Monday, August 27, 2018



NASCAR Driver Loses Sponsorship Over Father’s Racial Slur … 35 Years Ago

The African American in the woodpile again

A sponsor announced on Friday that it has ended its partnership with NASCAR driver Conor Daly after it was reported that his father used racially insensitive language during an interview in the early 1980s.

Lilly Diabetes pulled its sponsorship from Conor’s No. 6 car in Saturday’s NASCAR Xfinity race, citing his father’s alleged use of the N-word 35 years ago, reported Fox News.

Derek Daly, a retired Indy 500 and Formula One driver, was fired days earlier from his role as WISH-TV’s Racing Analyst due to the controversy.

In a statement, the elder Daly admitted to using the word, but denied its connotation.

“I was a foreign driver new in America, driving for an American team, with an American crew, and with an American sponsor – and that if things did not go well, the only ‘”n...” in the wood pile’ would be me,” Derek Daly wrote, saying that the expression was common in his native Ireland and didn’t carry the same racist connotation.

He added that he was “mortified” after he was informed of the derogatory nature of the word and has not used the word since.

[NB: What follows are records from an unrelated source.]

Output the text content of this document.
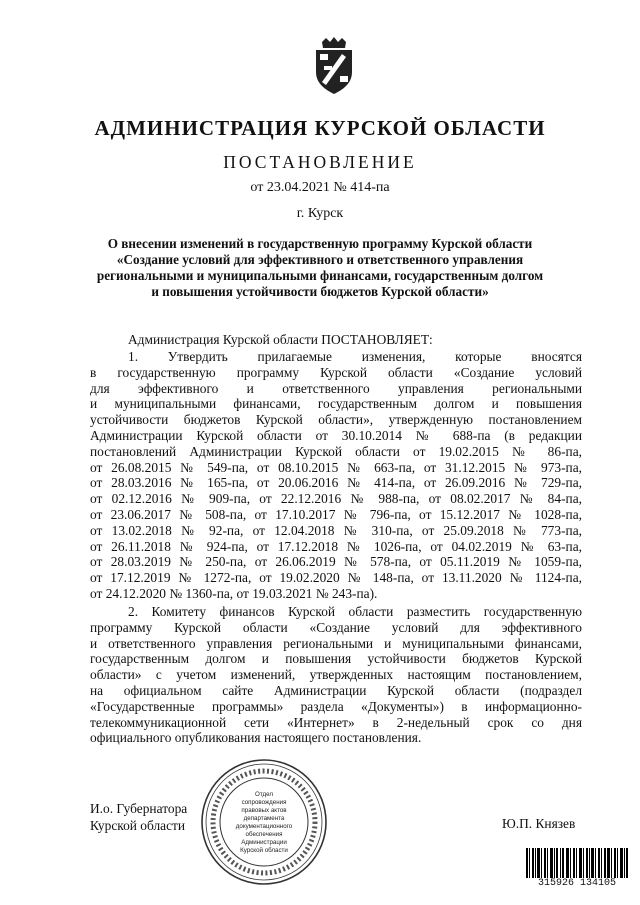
АДМИНИСТРАЦИЯ КУРСКОЙ ОБЛАСТИ
ПОСТАНОВЛЕНИЕ
от 23.04.2021 № 414-па
г. Курск
О внесении изменений в государственную программу Курской области
«Создание условий для эффективного и ответственного управления
региональными и муниципальными финансами, государственным долгом
и повышения устойчивости бюджетов Курской области»
Администрация Курской области ПОСТАНОВЛЯЕТ:
1. Утвердить прилагаемые изменения, которые вносятся
в государственную программу Курской области «Создание условий
для эффективного и ответственного управления региональными
и муниципальными финансами, государственным долгом и повышения
устойчивости бюджетов Курской области», утвержденную постановлением
Администрации Курской области от 30.10.2014 № 688-па (в редакции
постановлений Администрации Курской области от 19.02.2015 № 86-па,
от 26.08.2015 № 549-па, от 08.10.2015 № 663-па, от 31.12.2015 № 973-па,
от 28.03.2016 № 165-па, от 20.06.2016 № 414-па, от 26.09.2016 № 729-па,
от 02.12.2016 № 909-па, от 22.12.2016 № 988-па, от 08.02.2017 № 84-па,
от 23.06.2017 № 508-па, от 17.10.2017 № 796-па, от 15.12.2017 № 1028-па,
от 13.02.2018 № 92-па, от 12.04.2018 № 310-па, от 25.09.2018 № 773-па,
от 26.11.2018 № 924-па, от 17.12.2018 № 1026-па, от 04.02.2019 № 63-па,
от 28.03.2019 № 250-па, от 26.06.2019 № 578-па, от 05.11.2019 № 1059-па,
от 17.12.2019 № 1272-па, от 19.02.2020 № 148-па, от 13.11.2020 № 1124-па,
от 24.12.2020 № 1360-па, от 19.03.2021 № 243-па).
2. Комитету финансов Курской области разместить государственную
программу Курской области «Создание условий для эффективного
и ответственного управления региональными и муниципальными финансами,
государственным долгом и повышения устойчивости бюджетов Курской
области» с учетом изменений, утвержденных настоящим постановлением,
на официальном сайте Администрации Курской области (подраздел
«Государственные программы» раздела «Документы») в информационно-
телекоммуникационной сети «Интернет» в 2-недельный срок со дня
официального опубликования настоящего постановления.
Отдел
сопровождения
правовых актов
департамента
документационного
обеспечения
Администрации
Курской области
И.о. Губернатора
Курской области	Ю.П. Князев
315926 134105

Lilly originally partnered with Conor to raise awareness for people living with diabetes. Conor was diagnosed with Type 1 diabetes when he was 14 years old.

“The last 24 [hours] have been quite an unnecessarily difficult ride for my family. There is A LOT I want to say … but I’m still here and still racing,” Daly tweeted. “I appreciate the support from [Roush Fenway Racing] and ALL of you.

SOURCE



6 comments:

Anonymous said...

This has to be one of those "sins of the father" moments.

If so, I'm in big, big trouble.

AIB/44

ScienceABC123 said...

Watch out, they'll be enforcing "thought crimes" next.

Anonymous said...


This has reached the point of ridiculous and then gone well beyond.

Anonymous said...

More politically correct nonsense.

Anonymous said...

Most of us are lucky that very little of anything we've ever said or done was recorded in any way until the last decade or so. The current generation (the one pushing this stupidity) will be perpetually unemployed if every word they've ever tweeted or posted is going to be held against them for the rest of their lives. Now that I think of it, someone should go through the social media posts of everyone at Lilly and see how they stack up.

Anonymous said...

The article doesn't mention that Conor Daly is 26 years old, he's being punished for something his father said 9 years before he was even born.